In c# a generic class or function performs certain operations regardless of the type it's operating on. An excellent example of this is the C# List<T>; List is a generic class, it stores an arbitrary number of elements of type T, regardless of whether T is an integer, a floating point number or some other custom class.

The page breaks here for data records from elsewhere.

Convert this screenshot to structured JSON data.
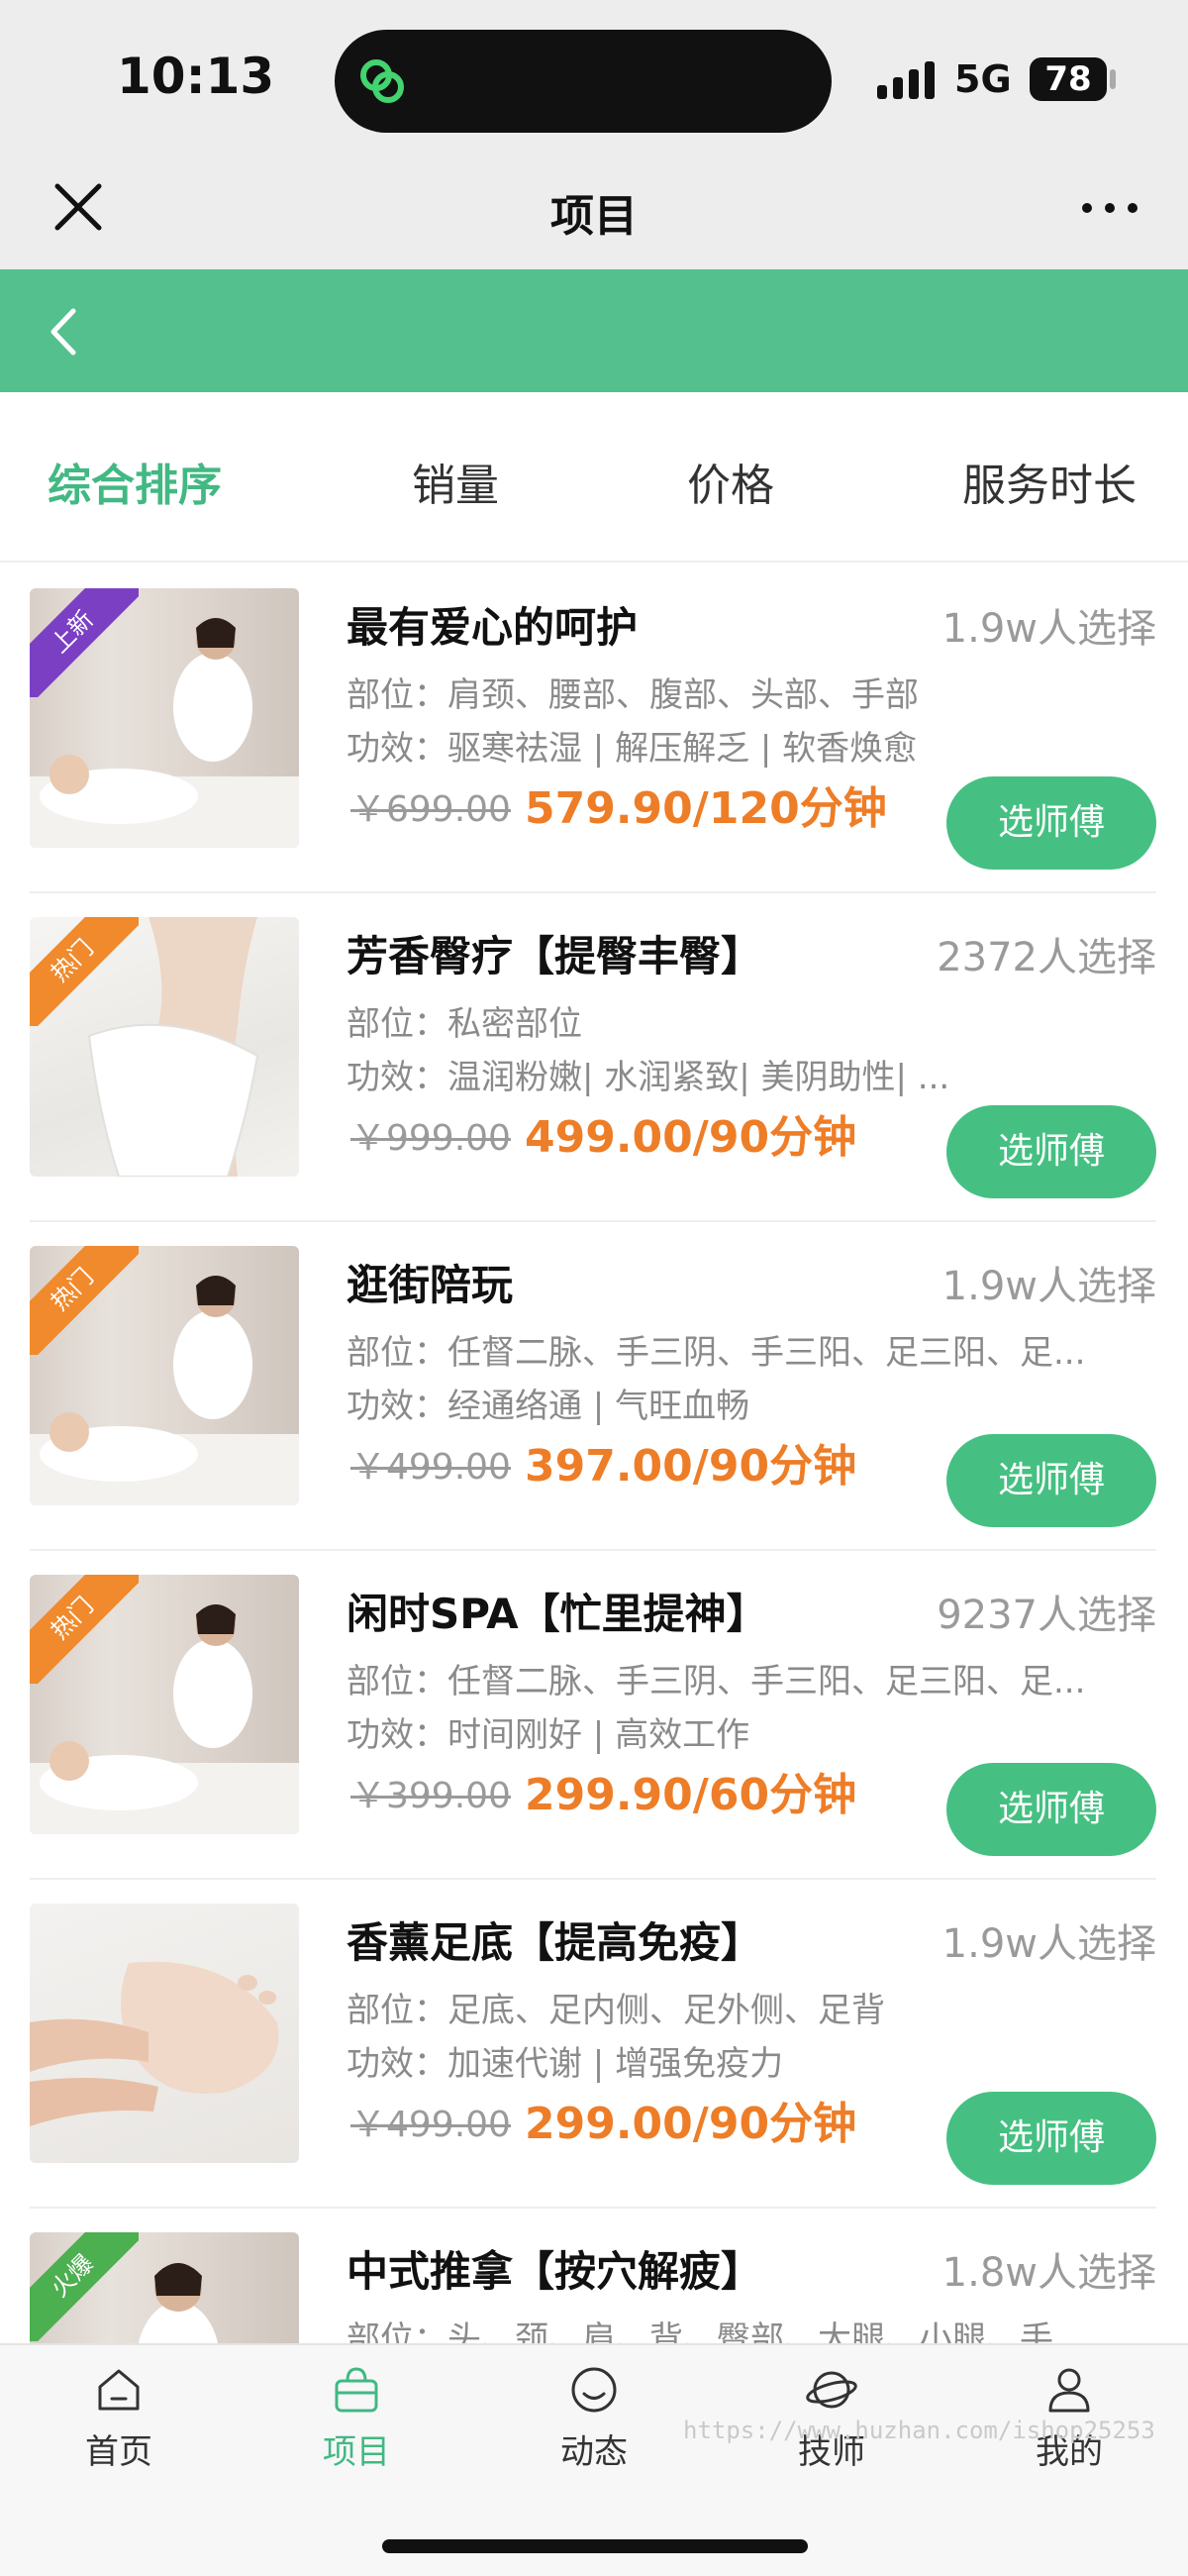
{
  "status_bar": {
    "time": "10:13",
    "network": "5G",
    "battery": "78"
  },
  "title_bar": {
    "title": "项目"
  },
  "sort_tabs": [
    {
      "label": "综合排序",
      "active": true
    },
    {
      "label": "销量",
      "active": false
    },
    {
      "label": "价格",
      "active": false
    },
    {
      "label": "服务时长",
      "active": false
    }
  ],
  "items": [
    {
      "badge": "上新",
      "title": "最有爱心的呵护",
      "count": "1.9w人选择",
      "part": "部位：肩颈、腰部、腹部、头部、手部",
      "effect": "功效：驱寒祛湿 | 解压解乏 | 软香焕愈",
      "old_price": "￥699.00",
      "price": "579.90/120分钟",
      "button": "选师傅"
    },
    {
      "badge": "热门",
      "title": "芳香臀疗【提臀丰臀】",
      "count": "2372人选择",
      "part": "部位：私密部位",
      "effect": "功效：温润粉嫩| 水润紧致| 美阴助性| ...",
      "old_price": "￥999.00",
      "price": "499.00/90分钟",
      "button": "选师傅"
    },
    {
      "badge": "热门",
      "title": "逛街陪玩",
      "count": "1.9w人选择",
      "part": "部位：任督二脉、手三阴、手三阳、足三阳、足...",
      "effect": "功效：经通络通 | 气旺血畅",
      "old_price": "￥499.00",
      "price": "397.00/90分钟",
      "button": "选师傅"
    },
    {
      "badge": "热门",
      "title": "闲时SPA【忙里提神】",
      "count": "9237人选择",
      "part": "部位：任督二脉、手三阴、手三阳、足三阳、足...",
      "effect": "功效：时间刚好 | 高效工作",
      "old_price": "￥399.00",
      "price": "299.90/60分钟",
      "button": "选师傅"
    },
    {
      "badge": "",
      "title": "香薰足底【提高免疫】",
      "count": "1.9w人选择",
      "part": "部位：足底、足内侧、足外侧、足背",
      "effect": "功效：加速代谢 | 增强免疫力",
      "old_price": "￥499.00",
      "price": "299.00/90分钟",
      "button": "选师傅"
    },
    {
      "badge": "火爆",
      "title": "中式推拿【按穴解疲】",
      "count": "1.8w人选择",
      "part": "部位：头、颈、肩、背、臀部、大腿、小腿、手",
      "effect": "",
      "old_price": "",
      "price": "",
      "button": ""
    }
  ],
  "tab_bar": {
    "tabs": [
      {
        "label": "首页",
        "icon": "home-icon"
      },
      {
        "label": "项目",
        "icon": "bag-icon"
      },
      {
        "label": "动态",
        "icon": "smile-icon"
      },
      {
        "label": "技师",
        "icon": "planet-icon"
      },
      {
        "label": "我的",
        "icon": "user-icon"
      }
    ],
    "watermark": "https://www.huzhan.com/ishop25253"
  },
  "colors": {
    "brand_green": "#53c08e",
    "price_orange": "#ee7d27",
    "button_green": "#45c082",
    "badge_purple": "#7b3fc4",
    "badge_orange": "#f08a2c",
    "badge_green": "#4caf50"
  }
}
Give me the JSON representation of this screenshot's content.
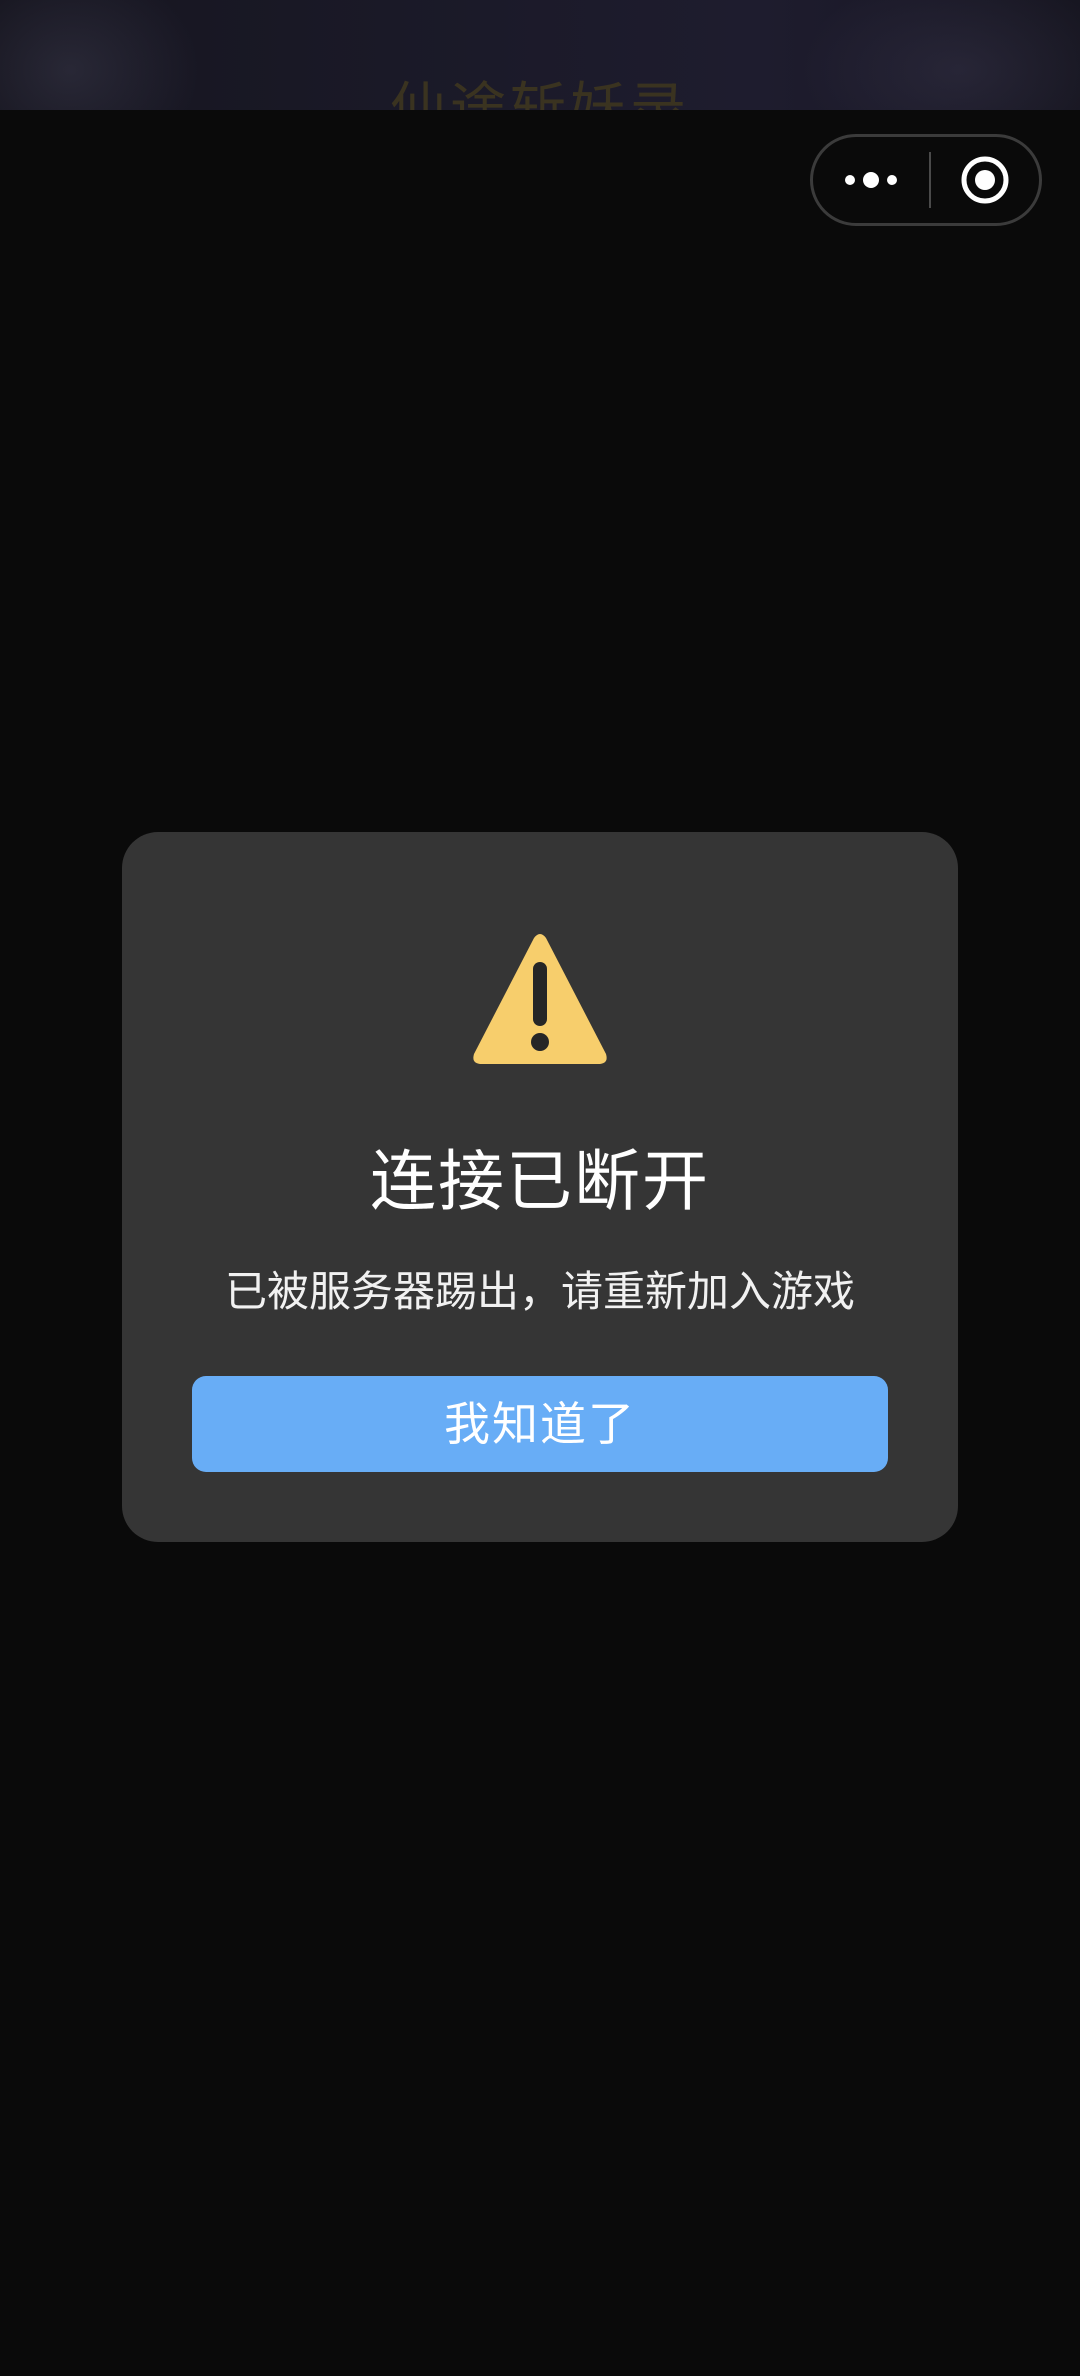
{
  "background": {
    "game_title": "仙途斩妖录"
  },
  "capsule_menu": {
    "more_icon": "more-dots-icon",
    "close_icon": "target-close-icon"
  },
  "dialog": {
    "icon": "warning-triangle-icon",
    "title": "连接已断开",
    "message": "已被服务器踢出，请重新加入游戏",
    "confirm_label": "我知道了"
  },
  "colors": {
    "warning": "#f7ce6c",
    "button": "#68adf6",
    "dialog_bg": "#353535",
    "page_bg": "#0a0a0a"
  }
}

I'm not sure if the post you linked to actually meant that you should use generics in your implementation, I would be inclined to go with an interface or inheritance. So you'll have an object structure like this (the object initialisation should take care of loading in the relevant data from xml, you probably won't be able to directly load a texture, but you can load a path to a texture) :


enum ObjectType
{
 OT_Weapon,
 OT_Monster
 OT_Armor,
 ...
 OT_Max
};

class BasicObject
{
 BasicObject( ObjectType anObjectType )
 {
  myObjectType = anObjectType;
 }

 ObjectType myObjectType;
}

class Weapon : BasicObject
{
 Weapon : base( ObjectType.OT_Weapon )
 {
  ...
 }
}

Then in your texture loading/drawing class you'll look at the object data, extract the texture information, load said texture and render your object:


class ObjectRenderer
{
 public void DrawObject( BasicObject anObject )
 {
  // Here you can switch on the type of the object to cast to a specific object instance

  // Get the texture information out of the anObject instance

  // Load the texture (if it isn't already loaded)

  // Draw the texture
 }
}

Hope that helps!

Thanks that helped me understand it a bit better. Appreciate the help!